You can try and toy with the edges and the parameters, you do what Sweden has done and require migrants be spread thin across the country, but unless you force inter-marriage, you will still find that the Afghans will marry the Afghans in order to have Afghan babies, the Pakistanis will marry the Pakistanis to have Pakistani babies, and the Japanese will marry the Japanese to have Japanese babies.
So no, it is not “more nostalgic than functional”, the very core of a functional state requires a shared myth and a shared history. A shared value system, culture and sense of belonging. All of these things can only be passed down by blood.

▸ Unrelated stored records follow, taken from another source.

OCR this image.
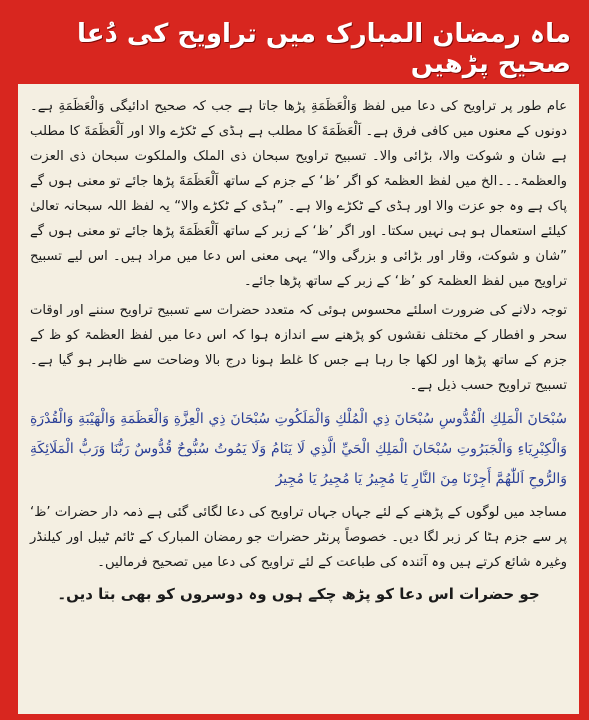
ماہ رمضان المبارک میں تراویح کی دُعا صحیح پڑھیں

عام طور پر تراویح کی دعا میں لفظ وَالْعَظَمَةِ پڑھا جاتا ہے جب کہ صحیح ادائیگی وَالْعَظَمَةِ ہے۔ دونوں کے معنوں میں کافی فرق ہے۔ اَلْعَظَمَةَ کا مطلب ہے ہڈی کے ٹکڑے والا اور اَلْعَظَمَةَ کا مطلب ہے شان و شوکت والا، بڑائی والا۔ تسبیح تراویح سبحان ذی الملک والملکوت سبحان ذی العزت والعظمۃ۔۔۔الخ میں لفظ العظمۃ کو اگر ’ظ‘ کے جزم کے ساتھ اَلْعَظَمَةَ پڑھا جائے تو معنی ہوں گے پاک ہے وہ جو عزت والا اور ہڈی کے ٹکڑے والا ہے۔ ”ہڈی کے ٹکڑے والا“ یہ لفظ اللہ سبحانہ تعالیٰ کیلئے استعمال ہو ہی نہیں سکتا۔ اور اگر ’ظ‘ کے زبر کے ساتھ اَلْعَظَمَةَ پڑھا جائے تو معنی ہوں گے ”شان و شوکت، وقار اور بڑائی و بزرگی والا“ یہی معنی اس دعا میں مراد ہیں۔ اس لیے تسبیح تراویح میں لفظ العظمۃ کو ’ظ‘ کے زبر کے ساتھ پڑھا جائے۔

توجہ دلانے کی ضرورت اسلئے محسوس ہوئی کہ متعدد حضرات سے تسبیح تراویح سننے اور اوقات سحر و افطار کے مختلف نقشوں کو پڑھنے سے اندازہ ہوا کہ اس دعا میں لفظ العظمۃ کو ظ کے جزم کے ساتھ پڑھا اور لکھا جا رہا ہے جس کا غلط ہونا درج بالا وضاحت سے ظاہر ہو گیا ہے۔ تسبیح تراویح حسب ذیل ہے۔

سُبْحَانَ الْمَلِكِ الْقُدُّوسِ سُبْحَانَ ذِي الْمُلْكِ وَالْمَلَكُوتِ سُبْحَانَ ذِي الْعِزَّةِ وَالْعَظَمَةِ وَالْهَيْبَةِ وَالْقُدْرَةِ وَالْكِبْرِيَاءِ وَالْجَبَرُوتِ سُبْحَانَ الْمَلِكِ الْحَيِّ الَّذِي لَا يَنَامُ وَلَا يَمُوتُ سُبُّوحٌ قُدُّوسٌ رَبُّنَا وَرَبُّ الْمَلَائِكَةِ وَالرُّوحِ اَللّٰهُمَّ أَجِرْنَا مِنَ النَّارِ يَا مُجِيرُ يَا مُجِيرُ يَا مُجِيرُ

مساجد میں لوگوں کے پڑھنے کے لئے جہاں جہاں تراویح کی دعا لگائی گئی ہے ذمہ دار حضرات ’ظ‘ پر سے جزم ہٹا کر زبر لگا دیں۔ خصوصاً پرنٹر حضرات جو رمضان المبارک کے ٹائم ٹیبل اور کیلنڈر وغیرہ شائع کرتے ہیں وہ آئندہ کی طباعت کے لئے تراویح کی دعا میں تصحیح فرمالیں۔

جو حضرات اس دعا کو پڑھ چکے ہوں وہ دوسروں کو بھی بتا دیں۔
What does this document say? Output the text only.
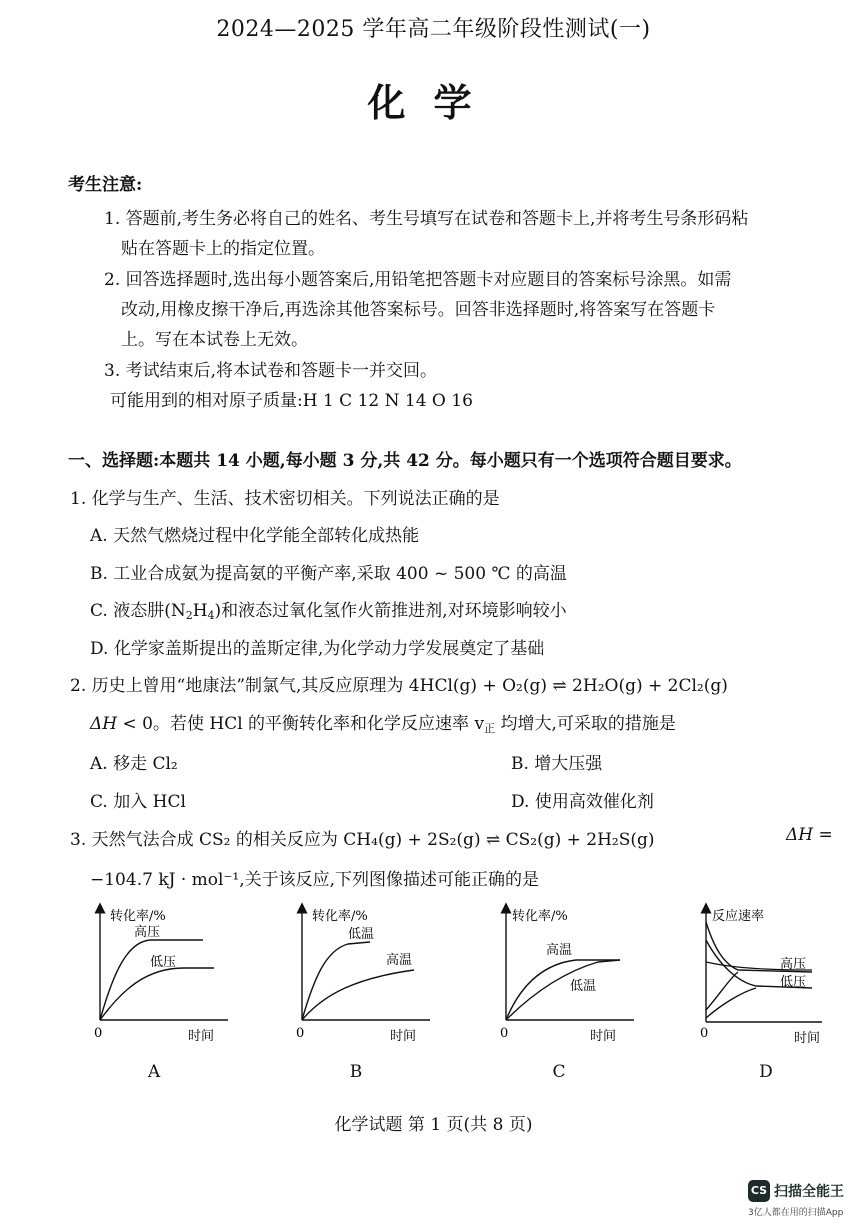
2024—2025 学年高二年级阶段性测试(一)
化学
考生注意:
1. 答题前,考生务必将自己的姓名、考生号填写在试卷和答题卡上,并将考生号条形码粘
贴在答题卡上的指定位置。
2. 回答选择题时,选出每小题答案后,用铅笔把答题卡对应题目的答案标号涂黑。如需
改动,用橡皮擦干净后,再选涂其他答案标号。回答非选择题时,将答案写在答题卡
上。写在本试卷上无效。
3. 考试结束后,将本试卷和答题卡一并交回。
可能用到的相对原子质量:H 1 C 12 N 14 O 16
一、选择题:本题共 14 小题,每小题 3 分,共 42 分。每小题只有一个选项符合题目要求。
1. 化学与生产、生活、技术密切相关。下列说法正确的是
A. 天然气燃烧过程中化学能全部转化成热能
B. 工业合成氨为提高氨的平衡产率,采取 400 ~ 500 ℃ 的高温
C. 液态肼$(N_2H_4)$和液态过氧化氢作火箭推进剂,对环境影响较小
D. 化学家盖斯提出的盖斯定律,为化学动力学发展奠定了基础
2. 历史上曾用“地康法”制氯气,其反应原理为 4HCl(g) + O₂(g) ⇌ 2H₂O(g) + 2Cl₂(g)
ΔH < 0。若使 HCl 的平衡转化率和化学反应速率 $v_正$ 均增大,可采取的措施是
A. 移走 Cl₂	B. 增大压强
C. 加入 HCl	D. 使用高效催化剂
3. 天然气法合成 CS₂ 的相关反应为 CH₄(g) + 2S₂(g) ⇌ CS₂(g) + 2H₂S(g)	ΔH =
−104.7 kJ · mol⁻¹,关于该反应,下列图像描述可能正确的是
转化率/%
高压
低压
0	时间
A
转化率/%
低温
高温
0	时间
B
转化率/%
高温
低温
0	时间
C
反应速率
高压
低压
0	时间
D
化学试题 第 1 页(共 8 页)
CS 扫描全能王
3亿人都在用的扫描App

I accept that liberalism as a political philosophy has only a very thin, abstract, non-substantive conception of the good life and needs to be filled out with thicker notions like Aristotelian virtue, or like medieval Chivalry - not literally these value systems, but something equivalent. I think there is such a shared value system in our advanced societies: creativity, self-development, life-long learning, contributing to public debate, to civic life, entrepreneurship, charity etc. I do not think that relatively small groups like individual European nations have a very distinct ethos. I accept that cultural memory is important but as a German who moved to England as a student attracted by Anglosaxon philosophy I can identify with this culture, history and institutions. I feel your approach is too narrow. I am an architect and architecture is now world architecture and we export globally. Literature is world literature, world cinema, and of course science, technology etc. Finally, your underestimation of prosperity (= material freedom through technology and productivity gains) is naive. The same applies to liberty (social freedom). Every mobile creature cherishes free exploration and tries to escape shackles and being controlled. The attraction of prosperity and liberty is universal and explains all migration streams. We have a problem if people so attracted do not comprehend the cultural predonditions of the achievement of prosperity and liberty and want to maintain their inherited ways that cannot create those achievements.
my main problem with uneducated mass migration from culturally distant places is that this starts to undermine the very few prosperity engines (including UK) that are well functioning to deliver liberty, prosperity and further innovation. high talent immigration on the other hand I welcome for the sake of us here and indeed for the sake of world society/prosperity. there is no cultural adaptation problem here.